Just before three o’clock, there was a knock on the front door. Lisa answered it looking and feeling like death warmed up. She was wearing her well-washed denim skirt, an olive polo-neck sweater that had lost its shape, with a black long-sleeved shirt of Dan’s over the top. The sleeves were rolled over and over to fit her arms, and the hem hung to the back of her knees. There was no reason for her to wear it apart from the fact that it smelt of him. Lisa was certainly not looking like a showstopper. Misery had made her eyes swollen and bloodshot, and the end of her nose was red enough to have given Rudolph the reindeer a run for his money.

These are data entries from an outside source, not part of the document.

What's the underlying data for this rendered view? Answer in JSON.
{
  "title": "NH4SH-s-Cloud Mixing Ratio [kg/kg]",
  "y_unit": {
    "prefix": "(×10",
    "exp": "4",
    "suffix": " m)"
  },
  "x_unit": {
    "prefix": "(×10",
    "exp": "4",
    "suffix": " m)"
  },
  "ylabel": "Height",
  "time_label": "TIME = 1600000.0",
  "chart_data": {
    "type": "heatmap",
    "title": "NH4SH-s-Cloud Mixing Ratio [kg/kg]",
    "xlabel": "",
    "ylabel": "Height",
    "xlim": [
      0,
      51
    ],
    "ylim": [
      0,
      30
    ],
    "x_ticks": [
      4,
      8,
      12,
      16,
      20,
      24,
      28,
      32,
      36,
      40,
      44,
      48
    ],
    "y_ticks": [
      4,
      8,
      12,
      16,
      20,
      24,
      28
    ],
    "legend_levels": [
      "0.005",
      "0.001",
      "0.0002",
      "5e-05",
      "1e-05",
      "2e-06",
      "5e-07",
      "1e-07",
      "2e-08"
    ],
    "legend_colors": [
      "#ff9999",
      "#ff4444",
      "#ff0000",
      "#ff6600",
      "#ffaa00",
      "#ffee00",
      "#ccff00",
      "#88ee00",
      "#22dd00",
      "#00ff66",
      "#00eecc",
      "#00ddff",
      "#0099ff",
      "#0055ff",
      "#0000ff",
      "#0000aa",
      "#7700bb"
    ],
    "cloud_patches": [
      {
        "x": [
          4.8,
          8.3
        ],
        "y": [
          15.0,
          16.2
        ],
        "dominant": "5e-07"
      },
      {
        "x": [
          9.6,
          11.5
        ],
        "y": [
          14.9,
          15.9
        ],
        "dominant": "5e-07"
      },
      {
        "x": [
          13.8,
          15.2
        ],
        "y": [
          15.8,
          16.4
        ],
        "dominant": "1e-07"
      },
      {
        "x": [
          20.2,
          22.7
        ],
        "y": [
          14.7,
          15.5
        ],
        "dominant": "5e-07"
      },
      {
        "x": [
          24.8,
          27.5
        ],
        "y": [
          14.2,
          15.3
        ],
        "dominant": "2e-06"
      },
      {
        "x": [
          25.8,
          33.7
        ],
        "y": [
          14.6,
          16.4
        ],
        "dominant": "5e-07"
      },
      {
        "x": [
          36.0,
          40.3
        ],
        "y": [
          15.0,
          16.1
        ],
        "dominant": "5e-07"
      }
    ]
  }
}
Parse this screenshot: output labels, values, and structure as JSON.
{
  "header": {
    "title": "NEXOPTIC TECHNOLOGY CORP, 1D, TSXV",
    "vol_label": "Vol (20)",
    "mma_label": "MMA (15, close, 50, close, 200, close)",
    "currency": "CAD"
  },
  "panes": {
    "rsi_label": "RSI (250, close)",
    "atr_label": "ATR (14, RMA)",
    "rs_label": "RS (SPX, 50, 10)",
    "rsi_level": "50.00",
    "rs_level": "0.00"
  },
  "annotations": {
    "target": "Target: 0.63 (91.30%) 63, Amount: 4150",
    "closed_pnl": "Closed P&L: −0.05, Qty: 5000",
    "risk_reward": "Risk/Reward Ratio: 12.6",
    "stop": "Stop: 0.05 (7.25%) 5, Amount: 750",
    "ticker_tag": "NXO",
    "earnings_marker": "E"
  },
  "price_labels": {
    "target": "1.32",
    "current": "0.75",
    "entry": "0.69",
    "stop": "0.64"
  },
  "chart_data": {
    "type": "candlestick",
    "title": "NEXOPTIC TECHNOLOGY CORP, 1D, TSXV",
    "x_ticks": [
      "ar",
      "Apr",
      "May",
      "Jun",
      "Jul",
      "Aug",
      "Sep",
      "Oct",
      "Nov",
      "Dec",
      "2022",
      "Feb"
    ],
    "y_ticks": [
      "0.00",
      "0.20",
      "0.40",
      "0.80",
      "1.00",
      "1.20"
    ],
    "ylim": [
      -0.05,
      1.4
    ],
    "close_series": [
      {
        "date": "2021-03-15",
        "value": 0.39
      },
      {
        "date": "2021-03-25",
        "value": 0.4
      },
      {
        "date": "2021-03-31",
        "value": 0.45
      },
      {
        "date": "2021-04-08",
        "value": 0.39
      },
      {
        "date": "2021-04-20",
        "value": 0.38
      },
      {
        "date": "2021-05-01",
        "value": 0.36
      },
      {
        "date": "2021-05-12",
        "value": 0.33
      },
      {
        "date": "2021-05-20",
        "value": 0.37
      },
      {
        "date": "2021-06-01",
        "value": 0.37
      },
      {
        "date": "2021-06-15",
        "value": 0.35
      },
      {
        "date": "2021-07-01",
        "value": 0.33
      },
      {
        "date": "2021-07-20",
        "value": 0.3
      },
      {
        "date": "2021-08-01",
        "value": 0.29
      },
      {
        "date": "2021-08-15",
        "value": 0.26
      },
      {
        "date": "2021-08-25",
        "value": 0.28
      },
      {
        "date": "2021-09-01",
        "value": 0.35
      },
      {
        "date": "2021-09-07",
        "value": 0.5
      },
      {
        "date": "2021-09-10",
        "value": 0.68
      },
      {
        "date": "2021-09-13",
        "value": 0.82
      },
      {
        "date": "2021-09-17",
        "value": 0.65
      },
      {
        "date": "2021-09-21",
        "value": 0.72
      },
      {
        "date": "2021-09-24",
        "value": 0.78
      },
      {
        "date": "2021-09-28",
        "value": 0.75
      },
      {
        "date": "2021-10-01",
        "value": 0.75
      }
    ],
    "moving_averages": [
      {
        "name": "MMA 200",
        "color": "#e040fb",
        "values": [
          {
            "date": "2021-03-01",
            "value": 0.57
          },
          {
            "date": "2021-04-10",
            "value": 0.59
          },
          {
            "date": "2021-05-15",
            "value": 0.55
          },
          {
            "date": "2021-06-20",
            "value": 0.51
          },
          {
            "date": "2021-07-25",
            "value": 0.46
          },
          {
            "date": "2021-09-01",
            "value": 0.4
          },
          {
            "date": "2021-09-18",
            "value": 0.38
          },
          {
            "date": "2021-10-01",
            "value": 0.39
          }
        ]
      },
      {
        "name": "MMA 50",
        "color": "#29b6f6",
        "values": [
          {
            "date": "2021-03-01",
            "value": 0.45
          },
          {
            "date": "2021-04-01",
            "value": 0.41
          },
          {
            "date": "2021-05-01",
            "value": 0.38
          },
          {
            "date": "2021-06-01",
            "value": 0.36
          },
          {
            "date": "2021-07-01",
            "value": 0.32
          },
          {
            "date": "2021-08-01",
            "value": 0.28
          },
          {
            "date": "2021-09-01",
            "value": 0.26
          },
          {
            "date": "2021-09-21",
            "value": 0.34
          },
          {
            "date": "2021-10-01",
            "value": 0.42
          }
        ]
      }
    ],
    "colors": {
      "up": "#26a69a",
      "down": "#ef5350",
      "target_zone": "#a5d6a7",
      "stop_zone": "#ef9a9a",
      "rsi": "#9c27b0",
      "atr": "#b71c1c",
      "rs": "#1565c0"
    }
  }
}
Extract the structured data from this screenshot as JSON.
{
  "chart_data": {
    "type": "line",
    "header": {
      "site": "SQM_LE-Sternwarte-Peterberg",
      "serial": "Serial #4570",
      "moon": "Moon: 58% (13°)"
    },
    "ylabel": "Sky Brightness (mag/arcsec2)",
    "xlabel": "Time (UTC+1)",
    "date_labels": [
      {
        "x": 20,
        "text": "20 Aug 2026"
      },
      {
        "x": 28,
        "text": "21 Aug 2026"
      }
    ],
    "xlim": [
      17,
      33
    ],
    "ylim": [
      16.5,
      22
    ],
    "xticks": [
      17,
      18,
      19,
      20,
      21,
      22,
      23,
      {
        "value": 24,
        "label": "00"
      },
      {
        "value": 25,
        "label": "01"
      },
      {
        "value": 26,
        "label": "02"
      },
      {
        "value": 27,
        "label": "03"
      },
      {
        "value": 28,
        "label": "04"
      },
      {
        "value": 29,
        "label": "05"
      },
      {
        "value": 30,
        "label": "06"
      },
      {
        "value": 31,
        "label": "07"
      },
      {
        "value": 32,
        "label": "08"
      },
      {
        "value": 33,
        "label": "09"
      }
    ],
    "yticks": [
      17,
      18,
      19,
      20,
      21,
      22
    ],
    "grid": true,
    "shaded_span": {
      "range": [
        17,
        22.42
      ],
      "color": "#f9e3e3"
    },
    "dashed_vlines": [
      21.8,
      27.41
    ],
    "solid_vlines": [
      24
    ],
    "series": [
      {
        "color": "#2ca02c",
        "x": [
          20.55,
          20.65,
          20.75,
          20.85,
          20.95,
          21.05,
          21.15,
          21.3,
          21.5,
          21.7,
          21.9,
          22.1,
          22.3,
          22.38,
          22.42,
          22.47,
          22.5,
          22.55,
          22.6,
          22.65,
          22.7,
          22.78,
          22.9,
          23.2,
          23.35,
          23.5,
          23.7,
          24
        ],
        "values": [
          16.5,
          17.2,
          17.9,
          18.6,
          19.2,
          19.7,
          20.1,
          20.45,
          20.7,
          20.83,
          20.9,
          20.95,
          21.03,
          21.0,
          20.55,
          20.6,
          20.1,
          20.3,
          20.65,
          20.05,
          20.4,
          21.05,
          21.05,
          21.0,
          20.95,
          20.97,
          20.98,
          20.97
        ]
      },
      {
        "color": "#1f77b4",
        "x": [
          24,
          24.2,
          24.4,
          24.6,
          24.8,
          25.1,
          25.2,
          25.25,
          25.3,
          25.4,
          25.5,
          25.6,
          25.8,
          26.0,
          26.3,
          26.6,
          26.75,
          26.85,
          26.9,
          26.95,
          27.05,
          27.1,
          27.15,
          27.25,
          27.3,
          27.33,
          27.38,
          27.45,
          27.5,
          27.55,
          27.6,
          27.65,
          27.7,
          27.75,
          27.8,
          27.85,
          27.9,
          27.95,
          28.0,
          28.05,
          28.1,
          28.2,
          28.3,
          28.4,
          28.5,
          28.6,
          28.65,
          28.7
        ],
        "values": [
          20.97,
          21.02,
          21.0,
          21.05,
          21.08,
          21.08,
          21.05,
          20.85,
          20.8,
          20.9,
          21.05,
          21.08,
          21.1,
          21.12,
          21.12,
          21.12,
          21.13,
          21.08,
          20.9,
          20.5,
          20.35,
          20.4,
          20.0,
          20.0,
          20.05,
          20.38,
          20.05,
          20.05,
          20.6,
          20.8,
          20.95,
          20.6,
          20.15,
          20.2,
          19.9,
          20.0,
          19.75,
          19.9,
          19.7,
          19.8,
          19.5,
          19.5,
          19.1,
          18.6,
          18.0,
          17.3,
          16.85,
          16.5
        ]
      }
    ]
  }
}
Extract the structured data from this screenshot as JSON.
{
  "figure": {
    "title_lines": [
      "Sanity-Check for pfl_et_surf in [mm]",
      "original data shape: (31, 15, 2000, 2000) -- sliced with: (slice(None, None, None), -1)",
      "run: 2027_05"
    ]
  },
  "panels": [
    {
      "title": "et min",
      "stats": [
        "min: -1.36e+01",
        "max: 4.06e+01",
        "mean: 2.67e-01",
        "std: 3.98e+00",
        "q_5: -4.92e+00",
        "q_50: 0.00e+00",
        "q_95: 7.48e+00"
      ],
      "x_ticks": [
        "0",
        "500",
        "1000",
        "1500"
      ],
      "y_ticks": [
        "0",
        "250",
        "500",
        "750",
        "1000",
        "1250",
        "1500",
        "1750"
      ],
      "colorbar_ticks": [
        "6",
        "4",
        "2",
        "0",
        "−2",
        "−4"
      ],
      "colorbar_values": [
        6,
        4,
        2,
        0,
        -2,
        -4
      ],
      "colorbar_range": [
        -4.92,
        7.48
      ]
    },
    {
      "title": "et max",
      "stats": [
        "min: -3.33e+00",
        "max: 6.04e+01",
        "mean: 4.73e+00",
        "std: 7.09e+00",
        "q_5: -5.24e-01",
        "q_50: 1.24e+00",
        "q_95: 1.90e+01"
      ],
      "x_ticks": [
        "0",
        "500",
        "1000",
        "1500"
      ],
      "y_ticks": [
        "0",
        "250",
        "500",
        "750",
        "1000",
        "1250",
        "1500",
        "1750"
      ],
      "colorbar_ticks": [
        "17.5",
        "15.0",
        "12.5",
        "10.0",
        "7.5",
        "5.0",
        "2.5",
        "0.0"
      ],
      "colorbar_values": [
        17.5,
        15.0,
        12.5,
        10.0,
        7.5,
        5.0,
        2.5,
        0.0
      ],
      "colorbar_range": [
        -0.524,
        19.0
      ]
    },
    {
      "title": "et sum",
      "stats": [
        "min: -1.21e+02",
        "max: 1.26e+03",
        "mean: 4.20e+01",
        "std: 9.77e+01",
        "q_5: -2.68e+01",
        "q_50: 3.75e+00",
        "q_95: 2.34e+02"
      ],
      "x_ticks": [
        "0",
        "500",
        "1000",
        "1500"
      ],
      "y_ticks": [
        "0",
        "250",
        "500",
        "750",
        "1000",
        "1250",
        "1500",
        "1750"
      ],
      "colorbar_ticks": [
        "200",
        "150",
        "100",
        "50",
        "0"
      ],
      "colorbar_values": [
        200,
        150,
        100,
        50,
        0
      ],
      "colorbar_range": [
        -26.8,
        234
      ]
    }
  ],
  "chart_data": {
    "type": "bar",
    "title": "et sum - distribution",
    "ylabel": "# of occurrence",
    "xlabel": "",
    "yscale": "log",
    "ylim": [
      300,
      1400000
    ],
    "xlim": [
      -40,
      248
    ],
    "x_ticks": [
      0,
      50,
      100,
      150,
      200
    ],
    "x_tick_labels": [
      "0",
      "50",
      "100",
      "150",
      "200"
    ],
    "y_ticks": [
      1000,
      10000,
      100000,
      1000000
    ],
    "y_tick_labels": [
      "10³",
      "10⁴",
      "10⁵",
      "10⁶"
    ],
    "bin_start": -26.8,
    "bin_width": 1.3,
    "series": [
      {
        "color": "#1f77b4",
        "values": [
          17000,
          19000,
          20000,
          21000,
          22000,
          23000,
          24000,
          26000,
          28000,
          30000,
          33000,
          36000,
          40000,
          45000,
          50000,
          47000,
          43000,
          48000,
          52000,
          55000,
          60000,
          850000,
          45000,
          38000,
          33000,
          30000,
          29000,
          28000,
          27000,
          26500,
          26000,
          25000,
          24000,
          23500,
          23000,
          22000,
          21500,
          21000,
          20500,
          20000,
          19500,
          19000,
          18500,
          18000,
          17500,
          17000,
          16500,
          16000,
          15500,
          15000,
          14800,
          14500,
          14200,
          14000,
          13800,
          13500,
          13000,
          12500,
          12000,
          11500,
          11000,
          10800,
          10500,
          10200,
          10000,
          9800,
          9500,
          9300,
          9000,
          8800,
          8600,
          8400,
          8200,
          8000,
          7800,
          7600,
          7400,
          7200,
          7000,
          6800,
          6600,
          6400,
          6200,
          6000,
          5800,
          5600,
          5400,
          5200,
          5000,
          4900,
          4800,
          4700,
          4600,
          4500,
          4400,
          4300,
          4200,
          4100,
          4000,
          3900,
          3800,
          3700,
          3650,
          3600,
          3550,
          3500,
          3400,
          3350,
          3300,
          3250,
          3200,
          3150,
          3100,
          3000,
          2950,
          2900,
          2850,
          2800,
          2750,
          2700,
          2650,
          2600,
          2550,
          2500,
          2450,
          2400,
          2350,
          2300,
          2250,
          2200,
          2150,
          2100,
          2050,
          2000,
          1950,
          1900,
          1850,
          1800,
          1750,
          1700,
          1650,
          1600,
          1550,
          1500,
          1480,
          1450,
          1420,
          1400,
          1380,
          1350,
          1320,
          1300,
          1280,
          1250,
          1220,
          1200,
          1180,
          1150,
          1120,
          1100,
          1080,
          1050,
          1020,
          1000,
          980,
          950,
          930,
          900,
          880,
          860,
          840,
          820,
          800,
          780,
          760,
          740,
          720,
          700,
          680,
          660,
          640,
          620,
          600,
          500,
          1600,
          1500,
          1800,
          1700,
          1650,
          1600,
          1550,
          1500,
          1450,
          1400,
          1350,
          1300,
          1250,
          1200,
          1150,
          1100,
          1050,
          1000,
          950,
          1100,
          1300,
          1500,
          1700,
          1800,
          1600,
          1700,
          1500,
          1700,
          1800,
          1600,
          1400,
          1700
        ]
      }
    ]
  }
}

A man stood on the doorstep dressed in an expensive charcoal suit and polished loafers, the teal-blue silk handkerchief spilling elegantly from the breast pocket of his jacket perfectly matching his teal-blue-and-grey-striped tie. His blonde hair was carefully styled and brushed behind his ears. He watched her with eyes a surprising shade of nutmeg brown. Lisa peered at him and finally recognized him as Janice Millar’s husband. She assumed he must be looking for Dan.
‘Sorry,’ she said listlessly. ‘Dan isn’t here. He’s at the hospital.’
Jack Millar looked appalled. ‘Linda! What has that bastard been doing to you?’
Lisa frowned as the suspicion Jack might not be here to see Dan began to form in her mind. ‘I beg your pardon?’
‘You look terrible, darling. Are you sick?’ He reached out a hand and tried to touch her cheek.
Lisa pulled away before he could touch her.
The darling was the first indication that perhaps Jack and Linda Brogan had been more than passing acquaintances. Lisa looked more closely at Jack’s features and was suddenly reminded of the baby boy in the waiting room. Her stomach heaved.
Linda must have been having an affair with Janice Millar’s husband; he was the father of her baby.